Too long a filename...

Thu Oct 5 19:33:38 EST 2006

Amit Chakradeo (अमित चक्रदेव) wrote:
> Hi,
> 
>    I am seeing some errors about filename too long. How do I deal with 
> this ?
> 
> Example feed: http://www.expressindia.com/syndications/ei.xml
> 
> (Those are only advertisements anyway, so I can just skip them, but can 
> I just change the spider.filename function to truncate the name if it is 
> too large ?)

I'm concerned that truncation would cause duplicates, and would prefer 
something like the following:

   === modified file 'planet/spider.py'
   --- planet/spider.py
   +++ planet/spider.py
   @@ -34,6 +34,16 @@
        filename = re_initial_cruft.sub("", filename)
        filename = re_final_cruft.sub("", filename)

   +    # limit length of filename
   +    if len(filename)>250:
   +        parts=filename.split(',')
   +        for i in range(len(parts),0,-1):
   +            if len(','.join(parts[:i])) < 220:
   +                import md5
   +                filename = ','.join(parts[:i]) + ',' + \
   +                    md5.new(','.join(parts[i:])).hexdigest()
   +                break
   +
        return os.path.join(directory, filename)

    def write(xdoc, out):

> Is there a general way to skip something in a feed ? I looked at scrub 
> function which looks at ignore_in_feed config options, but that probably 
> is for skipping some field within a post ??? Maybe we can just add a 
> regexp for a particular feed in the config which when matched to an 
> entry will make the spider to skip that entry ?

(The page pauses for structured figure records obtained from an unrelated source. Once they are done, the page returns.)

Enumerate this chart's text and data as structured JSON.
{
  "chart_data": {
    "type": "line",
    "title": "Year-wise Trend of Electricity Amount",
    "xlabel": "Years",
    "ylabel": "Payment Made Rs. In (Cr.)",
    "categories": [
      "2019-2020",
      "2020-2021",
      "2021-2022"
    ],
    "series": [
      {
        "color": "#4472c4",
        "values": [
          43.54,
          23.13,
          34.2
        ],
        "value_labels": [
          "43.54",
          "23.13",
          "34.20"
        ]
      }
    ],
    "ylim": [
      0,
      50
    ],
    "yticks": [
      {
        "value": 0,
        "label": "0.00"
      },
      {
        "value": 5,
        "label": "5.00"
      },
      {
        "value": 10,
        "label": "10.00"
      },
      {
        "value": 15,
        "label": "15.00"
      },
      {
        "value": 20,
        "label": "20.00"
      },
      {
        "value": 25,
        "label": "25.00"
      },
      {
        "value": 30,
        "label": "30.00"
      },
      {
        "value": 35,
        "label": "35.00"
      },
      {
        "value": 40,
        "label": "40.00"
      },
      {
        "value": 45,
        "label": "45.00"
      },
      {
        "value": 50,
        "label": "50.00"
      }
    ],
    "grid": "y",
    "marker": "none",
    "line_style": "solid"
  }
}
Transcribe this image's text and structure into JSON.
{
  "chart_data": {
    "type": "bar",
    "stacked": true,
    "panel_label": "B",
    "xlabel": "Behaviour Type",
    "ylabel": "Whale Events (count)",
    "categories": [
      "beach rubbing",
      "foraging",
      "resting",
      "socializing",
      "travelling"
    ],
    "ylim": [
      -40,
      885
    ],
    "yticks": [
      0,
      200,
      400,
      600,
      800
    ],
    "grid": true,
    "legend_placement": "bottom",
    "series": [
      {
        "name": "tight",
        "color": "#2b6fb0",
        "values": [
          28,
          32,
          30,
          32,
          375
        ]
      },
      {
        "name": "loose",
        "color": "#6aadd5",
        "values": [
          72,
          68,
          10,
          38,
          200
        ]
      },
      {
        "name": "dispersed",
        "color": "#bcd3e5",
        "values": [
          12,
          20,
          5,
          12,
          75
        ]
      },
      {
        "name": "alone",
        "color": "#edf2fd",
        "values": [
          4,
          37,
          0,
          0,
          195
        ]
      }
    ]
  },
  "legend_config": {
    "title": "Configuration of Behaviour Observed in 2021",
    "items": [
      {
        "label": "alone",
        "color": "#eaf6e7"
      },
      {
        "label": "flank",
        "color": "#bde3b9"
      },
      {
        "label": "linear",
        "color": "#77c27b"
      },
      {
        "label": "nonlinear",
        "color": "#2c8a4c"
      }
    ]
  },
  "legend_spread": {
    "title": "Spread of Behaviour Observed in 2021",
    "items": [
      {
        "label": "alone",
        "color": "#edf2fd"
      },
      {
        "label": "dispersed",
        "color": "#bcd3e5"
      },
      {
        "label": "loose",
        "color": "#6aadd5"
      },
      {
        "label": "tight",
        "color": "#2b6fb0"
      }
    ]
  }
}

That's exactly what filters are designed for.  Filters are arbitrary 
programs written in the programming language of your choice.  Each time 
they are invoked, they are passed a single entry which has been 
sanitized and normalized to UTF-8, XHTML, and Atom 1.0.

Normally, filters copy stdin to stdout.  Clearly they can modify the 
data in transit.  More importantly to you, if zero bytes are output, the 
entry is ignored.

Filters can be defined at the [planet] level, or at the individual 
[feed] level in the configuration file.

> Thanks!
> Amit
> 
> 
> Errors:
> ERROR:planet.runner:IOError: [Errno 36] File name too long:
> +u'examples/cache/banners
> .expressindia.com,adsnew,adclick.php,bannerid=2161&zone
> +id=&source=&dest=https%3A%2F%2Fwww.online.citibank.co.in%2Fportal%2Fcitiinforms 
> 
> +.jsp%3Fform_id%3DfrmRcaEnglish%26Site%3DExpressindia%26Creative%3DTextlink%26Se 
> 
> +ction%3DROS%26Agency_Code%3DDBS%26Campaign_Code%3DRCAO%26Product_Code%3DRCA%26e
> +OfferCode%3DIEX03TXT'
> ERROR:planet.runner:  File
> +"/home/.caterina/amitc/planet/intertwingly/venus/planet/spider.py", 
> line 275,
> +in spiderPlanet
>     spiderFeed(feed)
> ERROR:planet.runner:  File
> +"/home/.caterina/amitc/planet/intertwingly/venus/planet/spider.py", 
> line 224,
> +in spiderFeed
>     write(output, cache_file)
> ERROR:planet.runner:  File
> +"/home/.caterina/amitc/planet/intertwingly/venus/planet/spider.py", 
> line 41, in
> +write
>     file = open(out,'w')
> 

- Sam Ruby